Anyone can read an article. But not just anyone reads an article like “Newly Diagnosed with HIV? Important Things to Know” or “The Ultimate Guide to MS for the Newly Diagnosed.”
Healthline is paying $1.55 million for violating CCPA. Pixels attached to these ads were used to target people while they were streaming TV and found its way into data broker profiles, according. It wasn’t clear that users were consenting to use of their data in this way, and opt outs were glitchy and didn’t consistently work.
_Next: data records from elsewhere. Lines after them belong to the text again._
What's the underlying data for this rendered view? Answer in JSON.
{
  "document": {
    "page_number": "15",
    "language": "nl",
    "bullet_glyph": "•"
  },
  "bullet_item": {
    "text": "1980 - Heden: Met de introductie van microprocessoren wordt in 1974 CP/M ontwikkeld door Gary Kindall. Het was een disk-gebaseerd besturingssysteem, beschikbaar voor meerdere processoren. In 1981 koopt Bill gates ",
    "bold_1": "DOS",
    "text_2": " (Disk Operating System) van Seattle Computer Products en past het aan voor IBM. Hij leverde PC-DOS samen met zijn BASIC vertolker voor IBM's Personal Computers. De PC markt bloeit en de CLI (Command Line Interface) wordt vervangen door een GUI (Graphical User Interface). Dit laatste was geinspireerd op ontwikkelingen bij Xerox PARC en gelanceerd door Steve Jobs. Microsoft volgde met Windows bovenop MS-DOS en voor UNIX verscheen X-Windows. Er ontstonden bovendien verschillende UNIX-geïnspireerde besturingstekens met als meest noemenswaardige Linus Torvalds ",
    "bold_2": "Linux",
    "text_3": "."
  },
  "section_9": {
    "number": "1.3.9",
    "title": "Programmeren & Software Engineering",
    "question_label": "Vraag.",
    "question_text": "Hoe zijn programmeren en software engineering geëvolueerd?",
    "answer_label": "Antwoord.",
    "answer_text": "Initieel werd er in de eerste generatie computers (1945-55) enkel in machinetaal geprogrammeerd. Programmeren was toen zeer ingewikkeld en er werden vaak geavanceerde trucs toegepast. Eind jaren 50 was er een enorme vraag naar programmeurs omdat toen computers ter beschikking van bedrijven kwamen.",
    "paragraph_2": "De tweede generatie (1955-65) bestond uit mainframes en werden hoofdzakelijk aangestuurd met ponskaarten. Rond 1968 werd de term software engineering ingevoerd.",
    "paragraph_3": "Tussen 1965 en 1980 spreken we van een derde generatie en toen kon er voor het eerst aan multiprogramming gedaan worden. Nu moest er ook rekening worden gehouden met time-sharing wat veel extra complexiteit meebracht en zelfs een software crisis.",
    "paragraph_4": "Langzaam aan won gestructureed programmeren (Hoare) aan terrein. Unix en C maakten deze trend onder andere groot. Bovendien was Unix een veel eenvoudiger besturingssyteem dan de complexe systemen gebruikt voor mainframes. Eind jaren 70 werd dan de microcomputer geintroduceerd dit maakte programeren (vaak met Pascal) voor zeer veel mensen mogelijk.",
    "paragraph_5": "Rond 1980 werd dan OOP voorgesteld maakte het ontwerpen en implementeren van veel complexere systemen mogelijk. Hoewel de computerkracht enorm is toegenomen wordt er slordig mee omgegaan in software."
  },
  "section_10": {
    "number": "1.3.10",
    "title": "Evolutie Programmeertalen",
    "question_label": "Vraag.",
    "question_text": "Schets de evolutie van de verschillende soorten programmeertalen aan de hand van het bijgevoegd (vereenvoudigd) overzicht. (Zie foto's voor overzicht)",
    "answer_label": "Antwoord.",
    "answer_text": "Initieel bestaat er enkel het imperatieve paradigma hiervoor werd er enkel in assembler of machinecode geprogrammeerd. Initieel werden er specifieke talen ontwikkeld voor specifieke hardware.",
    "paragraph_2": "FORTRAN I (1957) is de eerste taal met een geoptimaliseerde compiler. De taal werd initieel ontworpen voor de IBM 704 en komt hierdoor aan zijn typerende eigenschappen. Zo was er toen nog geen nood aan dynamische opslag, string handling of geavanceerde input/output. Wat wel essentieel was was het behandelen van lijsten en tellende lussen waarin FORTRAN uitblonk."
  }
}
The fine, a first for a publisher, underscores a few things. First, intent doesn’t matter as much as you’d think. A privacy string that doesn’t work doesn’t get a publisher off the hook for a violation. Second, publishers don’t often think of URLs of articles as private. But building audience profiles from these types of articles – which reveal a probable diagnosis – will get publishers into trouble. Third, anyone in the health space should be aware that regulators are looking at them through a microscope.
The new AI contract
Then, we talk through how two ends of the advertiser spectrum, publishers and advertisers, are grappling with changes due to AI.
The ANA created customizable, standardized language for marketers to use with their agencies. The goal is to clarify when AI is being used, and allow brands to calibrate the right mix for them. Primarily focused on generative AI, the language has important implications for brands who might not be able to copyright material that’s created by certain AI platforms, for example.
And on the publisher side, the IAB Tech Lab is proposing an API that would tokenize publisher content. AI companies would pay publishers when this content is used in AI chats or results. In contrast to what Cloudflare is doing, which sets the tollbooth at the crawling level, this type of approach could offer more of an upside for publishers whose content shows up frequently in AI-generated answers.
But the ask is big. Will AI companies play ball, and be willing to pay publishers for content? For publishers seeing traffic crater, gaining licensing revenue may be existential. If people find answers without reading the articles of origin, the loss of attention could starve publishers of ad revenue and lead to their extinction. No big deal.